The agreement caps months of talks between Nestle and R&R’s owner, PAI Partners, first reported by Reuters in October. The venture follows a portfolio review aimed at improving Nestle’s performance, which has been weakened by slowing emerging markets, a change in consumer tastes toward fresher foods, and heightened competition.

The 50/50 joint venture, which will be called Froneri, will have sales of around CHF2.7-bn (£1,9bn) in over 20 countries employing about 15 000 people.

It will be based in the UK where it plans to eventually list on the London Stock Exchange, and will combine Nestlé and R&R’s ice cream activities in Europe, the Middle East, Argentina, Australia, Brazil, the Philippines and South Africa.

Nestlé’s ice cream brands include Dreyer’s, Haagen-Daazs and Movenpick, while R&R’s include Cadbury, Oreo and Daim.

The companies have worked together over the past 14 years, initially in the UK and Ireland as well as, more recently, in Australia and South Africa (in March last year), where R&R licences Nestlé brands.

Froneri will also include Nestlé’s European frozen food business (excluding pizza and retail frozen food in Italy), as well as its chilled dairy business in the Philippines.

Negotiations for the agreement were announced last October. Froneri will combine Nestlé’s brand experience and “out-of-home” distribution with R&R’s competitive manufacturing model.

Nestlé’s milk and ice cream sales grew at 1.7 per cent last year, less than half the rate of the company as a whole during the year.

Ibrahim Najafi, R&R’s chief executive, will head Froneri, while Nestlé’s Luis Cantarell, who runs the food behemoths businesses in Europe, the Middle East and North Africa, will be chairman.

Nestlé chief executive Paul Bulcke said: “This is an exciting growth opportunity in a dynamic category. Froneri will capitalise on complementary strengths and innovation expertise, combining Nestlé’s strong and successful brands and experience in ‘out-of-home’ distribution with R&R’s competitive manufacturing model and significant presence in retail.”

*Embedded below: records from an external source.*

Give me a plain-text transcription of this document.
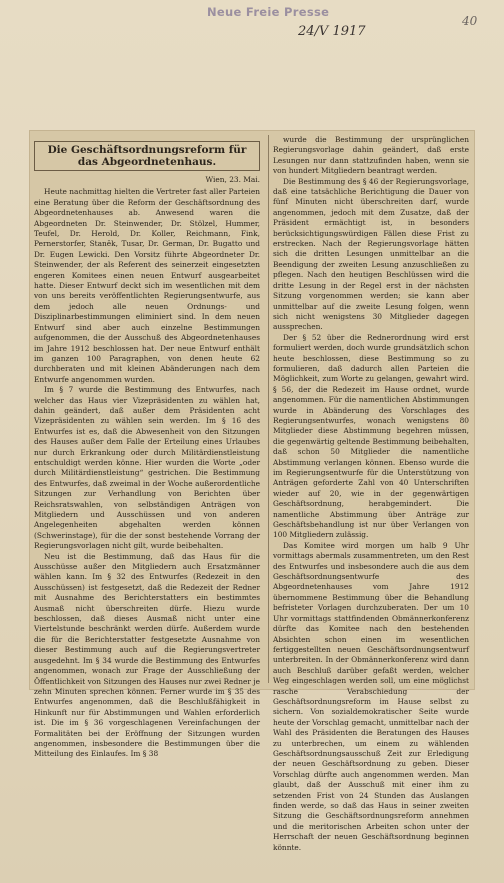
Neue Freie Presse
24/V 1917
40
Die Geschäftsordnungsreform für das Abgeordnetenhaus.
Wien, 23. Mai.

Heute nachmittag hielten die Vertreter fast aller Parteien eine Beratung über die Reform der Geschäftsordnung des Abgeordnetenhauses ab. Anwesend waren die Abgeordneten Dr. Steinwender, Dr. Stölzel, Hummer, Teufel, Dr. Herold, Dr. Koller, Reichmann, Fink, Pernerstorfer, Staněk, Tusar, Dr. German, Dr. Bugatto und Dr. Eugen Lewicki. Den Vorsitz führte Abgeordneter Dr. Steinwender, der als Referent des seinerzeit eingesetzten engeren Komitees einen neuen Entwurf ausgearbeitet hatte. Dieser Entwurf deckt sich im wesentlichen mit dem von uns bereits veröffentlichten Regierungsentwurfe, aus dem jedoch alle neuen Ordnungs- und Disziplinarbestimmungen eliminiert sind. In dem neuen Entwurf sind aber auch einzelne Bestimmungen aufgenommen, die der Ausschuß des Abgeordnetenhauses im Jahre 1912 beschlossen hat. Der neue Entwurf enthält im ganzen 100 Paragraphen, von denen heute 62 durchberaten und mit kleinen Abänderungen nach dem Entwurfe angenommen wurden.

Im § 7 wurde die Bestimmung des Entwurfes, nach welcher das Haus vier Vizepräsidenten zu wählen hat, dahin geändert, daß außer dem Präsidenten acht Vizepräsidenten zu wählen sein werden. Im § 16 des Entwurfes ist es, daß die Abwesenheit von den Sitzungen des Hauses außer dem Falle der Erteilung eines Urlaubes nur durch Erkrankung oder durch Militärdienstleistung entschuldigt werden könne. Hier wurden die Worte „oder durch Militärdienstleistung“ gestrichen. Die Bestimmung des Entwurfes, daß zweimal in der Woche außerordentliche Sitzungen zur Verhandlung von Berichten über Reichsratswahlen, von selbständigen Anträgen von Mitgliedern und Ausschüssen und von anderen Angelegenheiten abgehalten werden können (Schwerinstage), für die der sonst bestehende Vorrang der Regierungsvorlagen nicht gilt, wurde beibehalten.

Neu ist die Bestimmung, daß das Haus für die Ausschüsse außer den Mitgliedern auch Ersatzmänner wählen kann. Im § 32 des Entwurfes (Redezeit in den Ausschüssen) ist festgesetzt, daß die Redezeit der Redner mit Ausnahme des Berichterstatters ein bestimmtes Ausmaß nicht überschreiten dürfe. Hiezu wurde beschlossen, daß dieses Ausmaß nicht unter eine Viertelstunde beschränkt werden dürfe. Außerdem wurde die für die Berichterstatter festgesetzte Ausnahme von dieser Bestimmung auch auf die Regierungsvertreter ausgedehnt. Im § 34 wurde die Bestimmung des Entwurfes angenommen, wonach zur Frage der Ausschließung der Öffentlichkeit von Sitzungen des Hauses nur zwei Redner je zehn Minuten sprechen können. Ferner wurde im § 35 des Entwurfes angenommen, daß die Beschlußfähigkeit in Hinkunft nur für Abstimmungen und Wahlen erforderlich ist. Die im § 36 vorgeschlagenen Vereinfachungen der Formalitäten bei der Eröffnung der Sitzungen wurden angenommen, insbesondere die Bestimmungen über die Mitteilung des Einlaufes. Im § 38

wurde die Bestimmung der ursprünglichen Regierungsvorlage dahin geändert, daß erste Lesungen nur dann stattzufinden haben, wenn sie von hundert Mitgliedern beantragt werden.

Die Bestimmung des § 46 der Regierungsvorlage, daß eine tatsächliche Berichtigung die Dauer von fünf Minuten nicht überschreiten darf, wurde angenommen, jedoch mit dem Zusatze, daß der Präsident ermächtigt ist, in besonders berücksichtigungswürdigen Fällen diese Frist zu erstrecken. Nach der Regierungsvorlage hätten sich die dritten Lesungen unmittelbar an die Beendigung der zweiten Lesung anzuschließen zu pflegen. Nach den heutigen Beschlüssen wird die dritte Lesung in der Regel erst in der nächsten Sitzung vorgenommen werden; sie kann aber unmittelbar auf die zweite Lesung folgen, wenn sich nicht wenigstens 30 Mitglieder dagegen aussprechen.

Der § 52 über die Rednerordnung wird erst formuliert werden, doch wurde grundsätzlich schon heute beschlossen, diese Bestimmung so zu formulieren, daß dadurch allen Parteien die Möglichkeit, zum Worte zu gelangen, gewahrt wird. § 56, der die Redezeit im Hause ordnet, wurde angenommen. Für die namentlichen Abstimmungen wurde in Abänderung des Vorschlages des Regierungsentwurfes, wonach wenigstens 80 Mitglieder diese Abstimmung begehren müssen, die gegenwärtig geltende Bestimmung beibehalten, daß schon 50 Mitglieder die namentliche Abstimmung verlangen können. Ebenso wurde die im Regierungsentwurfe für die Unterstützung von Anträgen geforderte Zahl von 40 Unterschriften wieder auf 20, wie in der gegenwärtigen Geschäftsordnung, herabgemindert. Die namentliche Abstimmung über Anträge zur Geschäftsbehandlung ist nur über Verlangen von 100 Mitgliedern zulässig.

Das Komitee wird morgen um halb 9 Uhr vormittags abermals zusammentreten, um den Rest des Entwurfes und insbesondere auch die aus dem Geschäftsordnungsentwurfe des Abgeordnetenhauses vom Jahre 1912 übernommene Bestimmung über die Behandlung befristeter Vorlagen durchzuberaten. Der um 10 Uhr vormittags stattfindenden Obmännerkonferenz dürfte das Komitee nach den bestehenden Absichten schon einen im wesentlichen fertiggestellten neuen Geschäftsordnungsentwurf unterbreiten. In der Obmännerkonferenz wird dann auch Beschluß darüber gefaßt werden, welcher Weg eingeschlagen werden soll, um eine möglichst rasche Verabschiedung der Geschäftsordnungsreform im Hause selbst zu sichern. Von sozialdemokratischer Seite wurde heute der Vorschlag gemacht, unmittelbar nach der Wahl des Präsidenten die Beratungen des Hauses zu unterbrechen, um einem zu wählenden Geschäftsordnungsausschuß Zeit zur Erledigung der neuen Geschäftsordnung zu geben. Dieser Vorschlag dürfte auch angenommen werden. Man glaubt, daß der Ausschuß mit einer ihm zu setzenden Frist von 24 Stunden das Auslangen finden werde, so daß das Haus in seiner zweiten Sitzung die Geschäftsordnungsreform annehmen und die meritorischen Arbeiten schon unter der Herrschaft der neuen Geschäftsordnung beginnen könnte.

Nestlé had divested more than 25 business units in the past four years. Rivals Unilever and Procter & Gamble have also sold underperforming assets as slowing global growth has put more focus on profits.

Nestlé, which is aiming to become a more health-focused company, will keep its stronger ice cream businesses in Asia and most of the Americas, and its position as the world’s second-largest ice cream company, behind Unilever.

Financial terms were not disclosed, but the venture will be a close No. 3 player.

Mass-market ice cream has come under pressure, as consumers look for healthier or more artisanal options, opening up the market to smaller players.

The partners declined to comment on the possibility of job cuts, saying the initial focus would be on growing sales, such as by filling gaps in the respective distribution networks.

Following integration, the venture will also be open to mergers and acquisitions.

Nestlé has other joint ventures, with US cereal maker General Mills and one with French dairy firm Lactalis.

The deal is expected to close around the end of the year, subject to employee consultations and regulatory approval.